Mi nombre es Fernanda Santos y soy invisible. O al menos, lo era hasta aquella mañana de junio en la que el mundo decidió mirarme, no a los ojos, sino a través del frío cristal de una celda de acusados. Durante años, mi existencia se redujo a ser un par de manos que frotaban, limpiaban y ordenaban el desorden que dejaban los ricos en sus vidas perfectas.
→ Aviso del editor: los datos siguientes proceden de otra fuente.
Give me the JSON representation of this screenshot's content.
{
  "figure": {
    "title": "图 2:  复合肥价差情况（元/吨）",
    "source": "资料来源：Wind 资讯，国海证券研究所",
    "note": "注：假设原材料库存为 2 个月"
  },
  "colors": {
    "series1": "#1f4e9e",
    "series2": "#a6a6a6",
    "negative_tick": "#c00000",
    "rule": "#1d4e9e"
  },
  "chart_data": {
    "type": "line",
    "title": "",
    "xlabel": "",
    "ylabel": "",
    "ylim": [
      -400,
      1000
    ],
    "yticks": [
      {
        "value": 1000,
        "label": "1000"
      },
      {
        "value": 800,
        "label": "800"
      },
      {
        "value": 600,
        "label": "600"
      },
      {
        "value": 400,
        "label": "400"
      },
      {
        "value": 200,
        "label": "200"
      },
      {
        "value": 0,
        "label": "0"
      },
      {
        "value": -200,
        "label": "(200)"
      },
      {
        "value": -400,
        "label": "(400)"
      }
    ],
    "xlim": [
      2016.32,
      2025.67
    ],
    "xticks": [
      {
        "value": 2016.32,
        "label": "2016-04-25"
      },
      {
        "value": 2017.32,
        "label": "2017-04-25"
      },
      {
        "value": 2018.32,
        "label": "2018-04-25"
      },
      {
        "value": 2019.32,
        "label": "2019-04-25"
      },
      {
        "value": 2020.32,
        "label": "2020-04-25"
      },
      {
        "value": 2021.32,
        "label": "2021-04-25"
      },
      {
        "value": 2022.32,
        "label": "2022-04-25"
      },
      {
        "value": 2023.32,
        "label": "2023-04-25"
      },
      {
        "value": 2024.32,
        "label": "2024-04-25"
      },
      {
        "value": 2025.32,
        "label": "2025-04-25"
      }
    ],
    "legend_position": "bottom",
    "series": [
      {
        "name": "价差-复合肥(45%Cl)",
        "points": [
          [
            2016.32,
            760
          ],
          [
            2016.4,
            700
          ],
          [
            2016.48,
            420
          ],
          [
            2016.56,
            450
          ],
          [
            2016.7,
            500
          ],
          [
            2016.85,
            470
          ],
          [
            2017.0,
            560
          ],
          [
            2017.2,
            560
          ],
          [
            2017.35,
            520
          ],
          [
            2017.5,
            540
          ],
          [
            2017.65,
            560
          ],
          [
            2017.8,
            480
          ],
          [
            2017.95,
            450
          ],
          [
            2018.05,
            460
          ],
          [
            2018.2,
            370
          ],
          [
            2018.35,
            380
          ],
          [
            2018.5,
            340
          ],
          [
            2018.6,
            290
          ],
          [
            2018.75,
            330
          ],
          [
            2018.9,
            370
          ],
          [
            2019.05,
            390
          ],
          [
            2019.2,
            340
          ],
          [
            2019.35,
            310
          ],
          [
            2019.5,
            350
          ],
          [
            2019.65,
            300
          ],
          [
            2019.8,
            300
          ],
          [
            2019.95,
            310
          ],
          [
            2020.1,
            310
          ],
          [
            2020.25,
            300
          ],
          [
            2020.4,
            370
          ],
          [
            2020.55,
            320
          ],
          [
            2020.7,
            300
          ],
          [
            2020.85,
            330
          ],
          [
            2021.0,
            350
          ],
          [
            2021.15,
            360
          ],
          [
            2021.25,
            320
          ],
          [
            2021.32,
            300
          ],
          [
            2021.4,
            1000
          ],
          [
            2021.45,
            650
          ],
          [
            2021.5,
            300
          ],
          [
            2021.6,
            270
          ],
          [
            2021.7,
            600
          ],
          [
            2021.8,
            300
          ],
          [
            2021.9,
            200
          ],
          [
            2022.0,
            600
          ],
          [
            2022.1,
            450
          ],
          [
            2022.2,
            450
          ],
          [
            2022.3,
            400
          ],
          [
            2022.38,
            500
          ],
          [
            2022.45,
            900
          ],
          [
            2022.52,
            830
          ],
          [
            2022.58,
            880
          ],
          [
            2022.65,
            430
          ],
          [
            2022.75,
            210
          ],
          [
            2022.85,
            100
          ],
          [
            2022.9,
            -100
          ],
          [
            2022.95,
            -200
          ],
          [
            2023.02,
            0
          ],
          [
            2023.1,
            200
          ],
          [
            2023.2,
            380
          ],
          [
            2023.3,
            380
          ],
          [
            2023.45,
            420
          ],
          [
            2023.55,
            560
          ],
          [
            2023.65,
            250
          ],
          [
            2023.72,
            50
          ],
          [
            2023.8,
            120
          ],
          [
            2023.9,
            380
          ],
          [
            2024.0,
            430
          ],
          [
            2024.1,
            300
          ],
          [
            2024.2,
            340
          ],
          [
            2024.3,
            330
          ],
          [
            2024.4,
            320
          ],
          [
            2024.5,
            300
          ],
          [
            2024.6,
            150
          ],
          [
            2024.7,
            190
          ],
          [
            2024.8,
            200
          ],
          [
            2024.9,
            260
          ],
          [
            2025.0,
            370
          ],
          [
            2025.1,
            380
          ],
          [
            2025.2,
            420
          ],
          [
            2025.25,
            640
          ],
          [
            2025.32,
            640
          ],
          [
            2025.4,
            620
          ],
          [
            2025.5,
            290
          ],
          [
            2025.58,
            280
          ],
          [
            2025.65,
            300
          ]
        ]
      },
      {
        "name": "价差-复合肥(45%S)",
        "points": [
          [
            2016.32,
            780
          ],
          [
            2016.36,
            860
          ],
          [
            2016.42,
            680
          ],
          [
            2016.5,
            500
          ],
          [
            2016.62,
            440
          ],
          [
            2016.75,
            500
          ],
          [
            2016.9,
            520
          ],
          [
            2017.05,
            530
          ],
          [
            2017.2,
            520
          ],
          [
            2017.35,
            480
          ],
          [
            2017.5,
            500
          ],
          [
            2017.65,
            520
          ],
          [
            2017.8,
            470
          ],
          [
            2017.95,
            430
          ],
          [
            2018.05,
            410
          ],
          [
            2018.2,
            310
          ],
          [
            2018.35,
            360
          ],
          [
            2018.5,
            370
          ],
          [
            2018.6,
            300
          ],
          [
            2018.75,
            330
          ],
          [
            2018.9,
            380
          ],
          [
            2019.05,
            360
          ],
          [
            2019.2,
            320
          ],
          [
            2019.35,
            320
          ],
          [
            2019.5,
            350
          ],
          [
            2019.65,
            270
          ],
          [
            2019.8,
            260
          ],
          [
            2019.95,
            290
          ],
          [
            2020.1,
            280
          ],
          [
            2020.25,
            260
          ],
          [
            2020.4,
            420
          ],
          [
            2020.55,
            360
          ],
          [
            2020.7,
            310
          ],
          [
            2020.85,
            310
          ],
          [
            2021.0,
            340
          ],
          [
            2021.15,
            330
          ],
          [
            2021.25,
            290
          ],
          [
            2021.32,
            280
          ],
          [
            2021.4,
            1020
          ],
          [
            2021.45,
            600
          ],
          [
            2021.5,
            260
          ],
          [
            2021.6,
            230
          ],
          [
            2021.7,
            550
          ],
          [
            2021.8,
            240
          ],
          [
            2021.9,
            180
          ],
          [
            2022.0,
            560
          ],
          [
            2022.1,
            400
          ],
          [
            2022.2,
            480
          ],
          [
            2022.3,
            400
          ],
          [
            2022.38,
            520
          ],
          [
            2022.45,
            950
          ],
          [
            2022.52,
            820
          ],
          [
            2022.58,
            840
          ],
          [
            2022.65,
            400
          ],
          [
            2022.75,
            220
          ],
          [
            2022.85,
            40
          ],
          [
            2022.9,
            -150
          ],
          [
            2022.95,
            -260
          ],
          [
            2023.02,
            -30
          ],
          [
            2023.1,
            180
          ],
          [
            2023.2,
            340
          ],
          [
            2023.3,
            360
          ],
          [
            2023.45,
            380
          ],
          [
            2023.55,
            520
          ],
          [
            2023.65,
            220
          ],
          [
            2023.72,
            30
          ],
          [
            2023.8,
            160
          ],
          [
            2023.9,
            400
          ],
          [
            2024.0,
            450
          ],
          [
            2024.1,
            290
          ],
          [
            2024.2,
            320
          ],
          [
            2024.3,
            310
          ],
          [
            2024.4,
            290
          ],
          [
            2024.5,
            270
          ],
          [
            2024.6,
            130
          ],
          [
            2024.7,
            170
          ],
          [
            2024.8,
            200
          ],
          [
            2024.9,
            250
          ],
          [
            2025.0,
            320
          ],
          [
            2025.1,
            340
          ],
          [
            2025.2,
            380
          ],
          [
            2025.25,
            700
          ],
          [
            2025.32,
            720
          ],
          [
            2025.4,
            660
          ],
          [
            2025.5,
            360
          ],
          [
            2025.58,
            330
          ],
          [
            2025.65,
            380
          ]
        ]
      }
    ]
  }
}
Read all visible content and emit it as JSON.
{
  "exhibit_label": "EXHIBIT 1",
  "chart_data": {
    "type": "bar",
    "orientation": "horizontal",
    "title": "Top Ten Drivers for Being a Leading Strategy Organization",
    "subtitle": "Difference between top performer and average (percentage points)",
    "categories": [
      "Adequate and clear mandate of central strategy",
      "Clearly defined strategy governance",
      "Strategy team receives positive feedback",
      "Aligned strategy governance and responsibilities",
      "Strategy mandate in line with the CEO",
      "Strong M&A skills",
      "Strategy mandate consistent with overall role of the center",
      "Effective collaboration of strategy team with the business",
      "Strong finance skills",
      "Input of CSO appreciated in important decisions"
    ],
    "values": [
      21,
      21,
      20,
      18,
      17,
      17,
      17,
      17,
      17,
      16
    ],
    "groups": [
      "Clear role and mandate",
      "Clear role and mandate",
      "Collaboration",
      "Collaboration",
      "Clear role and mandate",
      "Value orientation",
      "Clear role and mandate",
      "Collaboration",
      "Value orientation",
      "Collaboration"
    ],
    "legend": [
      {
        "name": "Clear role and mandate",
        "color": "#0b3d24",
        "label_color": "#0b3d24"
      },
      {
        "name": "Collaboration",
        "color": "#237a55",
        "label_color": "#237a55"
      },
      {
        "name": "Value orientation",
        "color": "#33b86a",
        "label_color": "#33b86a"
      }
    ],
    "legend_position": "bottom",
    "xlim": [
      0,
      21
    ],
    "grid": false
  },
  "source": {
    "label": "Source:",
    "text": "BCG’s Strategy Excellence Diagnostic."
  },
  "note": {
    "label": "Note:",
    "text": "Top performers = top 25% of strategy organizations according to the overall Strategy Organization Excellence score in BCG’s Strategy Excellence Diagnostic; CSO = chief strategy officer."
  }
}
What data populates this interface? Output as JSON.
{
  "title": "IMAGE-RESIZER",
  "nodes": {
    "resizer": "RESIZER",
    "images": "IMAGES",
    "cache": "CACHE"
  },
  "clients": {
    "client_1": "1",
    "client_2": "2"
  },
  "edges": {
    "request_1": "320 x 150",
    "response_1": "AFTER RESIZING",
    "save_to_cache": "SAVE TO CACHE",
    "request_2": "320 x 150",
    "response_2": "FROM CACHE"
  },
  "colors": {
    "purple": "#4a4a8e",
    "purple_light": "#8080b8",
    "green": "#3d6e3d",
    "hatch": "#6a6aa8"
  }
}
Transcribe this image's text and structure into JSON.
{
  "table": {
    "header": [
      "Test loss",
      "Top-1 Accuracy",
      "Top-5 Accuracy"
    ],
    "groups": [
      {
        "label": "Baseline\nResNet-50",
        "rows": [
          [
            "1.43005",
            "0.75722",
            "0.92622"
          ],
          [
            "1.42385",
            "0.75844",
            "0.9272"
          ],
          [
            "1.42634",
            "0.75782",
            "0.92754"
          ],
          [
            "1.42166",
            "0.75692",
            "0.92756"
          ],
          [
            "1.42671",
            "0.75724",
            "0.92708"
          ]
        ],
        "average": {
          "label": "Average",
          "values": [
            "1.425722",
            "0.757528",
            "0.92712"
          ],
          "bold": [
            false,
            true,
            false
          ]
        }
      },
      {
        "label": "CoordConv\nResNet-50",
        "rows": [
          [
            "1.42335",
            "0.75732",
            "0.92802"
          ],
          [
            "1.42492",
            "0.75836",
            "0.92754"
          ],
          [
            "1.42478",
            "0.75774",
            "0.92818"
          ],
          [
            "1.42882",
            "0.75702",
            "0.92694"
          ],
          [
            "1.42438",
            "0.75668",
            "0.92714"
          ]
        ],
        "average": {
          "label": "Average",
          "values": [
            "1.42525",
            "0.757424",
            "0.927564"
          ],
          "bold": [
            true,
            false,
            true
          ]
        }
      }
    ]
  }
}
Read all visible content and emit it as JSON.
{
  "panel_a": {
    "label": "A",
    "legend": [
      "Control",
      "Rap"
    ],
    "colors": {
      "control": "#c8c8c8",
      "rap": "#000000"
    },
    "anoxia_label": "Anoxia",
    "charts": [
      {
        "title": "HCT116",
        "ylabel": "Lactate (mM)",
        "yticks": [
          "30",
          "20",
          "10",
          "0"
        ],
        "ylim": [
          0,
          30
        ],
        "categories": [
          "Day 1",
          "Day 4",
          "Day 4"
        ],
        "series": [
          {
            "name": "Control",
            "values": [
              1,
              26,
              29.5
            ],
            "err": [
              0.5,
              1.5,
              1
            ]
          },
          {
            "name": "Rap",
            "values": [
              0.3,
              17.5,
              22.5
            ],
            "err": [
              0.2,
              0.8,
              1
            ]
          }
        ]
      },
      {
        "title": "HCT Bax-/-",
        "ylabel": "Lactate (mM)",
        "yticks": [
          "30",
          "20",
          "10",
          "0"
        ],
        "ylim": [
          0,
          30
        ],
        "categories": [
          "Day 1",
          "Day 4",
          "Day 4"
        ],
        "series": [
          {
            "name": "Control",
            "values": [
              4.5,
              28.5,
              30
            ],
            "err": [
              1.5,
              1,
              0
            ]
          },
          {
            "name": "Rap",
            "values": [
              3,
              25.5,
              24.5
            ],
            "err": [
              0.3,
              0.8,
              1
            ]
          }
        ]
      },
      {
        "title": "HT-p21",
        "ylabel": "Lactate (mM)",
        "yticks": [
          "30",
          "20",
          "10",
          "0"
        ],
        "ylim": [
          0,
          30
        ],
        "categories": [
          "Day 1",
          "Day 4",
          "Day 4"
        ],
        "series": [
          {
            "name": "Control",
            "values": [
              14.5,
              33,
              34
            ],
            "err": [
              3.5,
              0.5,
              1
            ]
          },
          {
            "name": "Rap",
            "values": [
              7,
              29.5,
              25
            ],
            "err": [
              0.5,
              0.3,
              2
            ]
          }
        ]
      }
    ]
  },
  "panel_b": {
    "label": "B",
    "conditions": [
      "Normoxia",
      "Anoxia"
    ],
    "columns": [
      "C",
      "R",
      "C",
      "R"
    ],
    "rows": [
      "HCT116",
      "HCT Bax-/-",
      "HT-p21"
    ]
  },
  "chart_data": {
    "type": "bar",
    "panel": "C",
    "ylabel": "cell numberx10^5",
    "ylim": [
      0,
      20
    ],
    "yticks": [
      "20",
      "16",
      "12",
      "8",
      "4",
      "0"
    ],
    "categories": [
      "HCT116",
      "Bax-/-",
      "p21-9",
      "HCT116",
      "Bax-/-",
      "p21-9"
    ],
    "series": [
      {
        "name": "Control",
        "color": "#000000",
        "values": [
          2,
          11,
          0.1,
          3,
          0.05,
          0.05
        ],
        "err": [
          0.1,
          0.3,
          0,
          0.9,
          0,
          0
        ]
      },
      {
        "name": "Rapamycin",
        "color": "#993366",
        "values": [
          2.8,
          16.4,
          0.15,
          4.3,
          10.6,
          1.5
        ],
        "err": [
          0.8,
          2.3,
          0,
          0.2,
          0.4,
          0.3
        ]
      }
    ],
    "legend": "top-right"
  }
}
Manos agrietadas por la lejía, espalda curvada por el peso de los cubos de agua y un corazón que latía con un único propósito: Isabela.
Todo comenzó mucho antes de aquel juicio, en las calles empinadas y ruidosas de Vallecas, al sur de Madrid. Allí vivíamos nosotras tres: mi abuela Marta, Isabela y yo. Nuestra casa era un bajo interior de cuarenta metros cuadrados, con paredes que sudaban humedad en invierno y un techo que parecía querer abrazarnos demasiado fuerte. No era un palacio, pero olía a café recién hecho y al suavizante barato que usaba para lavar la ropa de mi hija. Era nuestro refugio.
Cada mañana, mi alarma sonaba a las 5:00 AM. No me despertaba el sonido, sino la ansiedad. Esa presión en el pecho que te recuerda, antes de abrir los ojos, que eres el único pilar que sostiene un edificio a punto de derrumbarse. Mi abuela Marta, con su diabetes y esa hipertensión que la dejaba sin aliento, dependía de mis manos tanto como Isabela.
—Fernanda, hija, descansa un poco más —me susurraba la abuela desde su cama cuando me oía trastear en la cocina—. Te vas a matar trabajando.
—El descanso es para los ricos, abuela —le respondía yo con una sonrisa cansada, besando su frente arrugada—. Nosotras tenemos sueños que pagar.
Y mis sueños tenían nombre y apellidos: Isabela Santos. A sus seis años, mi hija era un milagro de rizos rubios y ojos castaños que absorbían el mundo con una curiosidad insaciable. Era demasiado inteligente para su edad, o quizás la pobreza hace que los niños maduren antes de tiempo, aprendiendo a leer los silencios y las preocupaciones en los rostros de sus madres.
Mi trabajo estaba al otro lado de la ciudad, en el Barrio de Salamanca, esa zona de Madrid donde los edificios tienen porteros con librea y el aire huele a perfume caro y a tranquilidad. Trabajaba en “Jardines Imperiales”, un complejo residencial de lujo donde un solo apartamento costaba más de lo que yo ganaría en diez vidas. Limpiaba tres casas al día. Ochenta euros por casa. Doscientos cuarenta euros si lograba llenar la agenda. Era dinero negro, sin contrato, sin seguridad social, sin derechos. Dinero que desaparecía tan rápido como entraba: el alquiler, las medicinas de la abuela, la comida, el abono transporte.